Before today’s methods of verifying death, people often feared that they might be buried alive. This led to the invention of waiting mortuaries, which were often ornate halls staffed with attendants who watched for signs of life and allowed corpses to decompose partially before burial. These were especially popular in 19th century Germany.

The body begins to decompose around four minutes after the heart stops. This is the first indication that the person is truly dead. Observations of the corpse a few hours later may also be helpful, as stiffening (rigor mortis) indicates that the person has been dead for some time.

In the past, some morgues became macabre spectacles, with crowds lining up to see the unidentified bodies. Even after this era of voyeuristic obsession, many people are still very uncomfortable when asked to identify a loved one’s body. Some flinch, gasp, or pass out. Others simply refuse to look. For these reasons, morgue staff carefully control the conditions in their viewing rooms to minimize shock and distress for visitors.

A funeral home is a mortuary.

A funeral home is a business that provides services for the dead and their families. It is usually a large and profitable industry that employs a wide range of people, including morticians, pathologists, and embalmers.
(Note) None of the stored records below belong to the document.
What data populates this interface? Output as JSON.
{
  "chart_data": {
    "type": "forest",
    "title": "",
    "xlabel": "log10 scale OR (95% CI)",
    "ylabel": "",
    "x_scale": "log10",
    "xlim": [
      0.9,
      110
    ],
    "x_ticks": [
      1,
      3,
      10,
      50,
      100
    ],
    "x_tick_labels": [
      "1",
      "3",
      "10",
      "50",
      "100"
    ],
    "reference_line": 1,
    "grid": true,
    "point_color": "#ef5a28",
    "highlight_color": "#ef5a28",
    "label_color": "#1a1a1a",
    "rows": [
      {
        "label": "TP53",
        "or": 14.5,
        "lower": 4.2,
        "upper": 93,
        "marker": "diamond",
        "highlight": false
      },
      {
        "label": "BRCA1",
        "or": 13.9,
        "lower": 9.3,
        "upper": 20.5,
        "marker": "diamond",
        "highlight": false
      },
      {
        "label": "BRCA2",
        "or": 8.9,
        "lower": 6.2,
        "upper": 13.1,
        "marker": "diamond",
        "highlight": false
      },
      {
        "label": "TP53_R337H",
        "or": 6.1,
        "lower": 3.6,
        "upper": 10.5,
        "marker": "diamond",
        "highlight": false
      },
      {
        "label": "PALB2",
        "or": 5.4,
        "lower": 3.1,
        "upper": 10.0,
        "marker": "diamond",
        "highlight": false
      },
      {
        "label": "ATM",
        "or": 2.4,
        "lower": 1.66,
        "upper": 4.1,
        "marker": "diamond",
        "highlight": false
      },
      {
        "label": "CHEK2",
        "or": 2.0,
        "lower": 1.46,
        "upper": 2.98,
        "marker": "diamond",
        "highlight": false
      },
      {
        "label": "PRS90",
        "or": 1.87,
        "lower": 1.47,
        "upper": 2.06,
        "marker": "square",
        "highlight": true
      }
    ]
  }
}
A funeral home may also offer a variety of other services, such as memorialization and burial.

The main difference between a mortuary and a funeral home is that a funeral home has the ability to hold viewings and services while a mortuary cannot. This is because a funeral home has larger areas where services can be held and public viewings can occur.

A funeral home is also more adept at planning a service and providing memorialization products, such as caskets and urns. They may also be able to arrange for a cremation facility if the family wishes. They also help to write and publish obituaries in newspapers. By law, funeral homes must provide a general price list that clearly states their prices for all regularly offered services and merchandise.

An embalming facility is a mortuary.

A mortuary is a place that prepares dead bodies for burial or cremation. It is often located in a hospital or medical facility. Mortuaries may also be privately owned. The mortuary industry provides many jobs. It is a large and profitable business. Mortuaries are sometimes used as training centers for funeral directors and embalmers.

Embalming is a process that involves the use of chemicals. It includes glycerol, which softens tissues and prevents them from drying out; alcohol, to facilitate penetration; 2.5 percent phenol, an antifungal agent; eosin, which improves color; and sodium acetate, an anticoagulant. The process takes several hours to complete.

Unlike a morgue, a mortuary can offer direct services such as a quick viewing for immediate family members and on-site cremation. This can be beneficial to families because it is less expensive than a full-service funeral home. In addition, mortuaries may offer limited onsite memorialization services. These differences make it important for consumers to understand the difference between a mortuary and a morgue.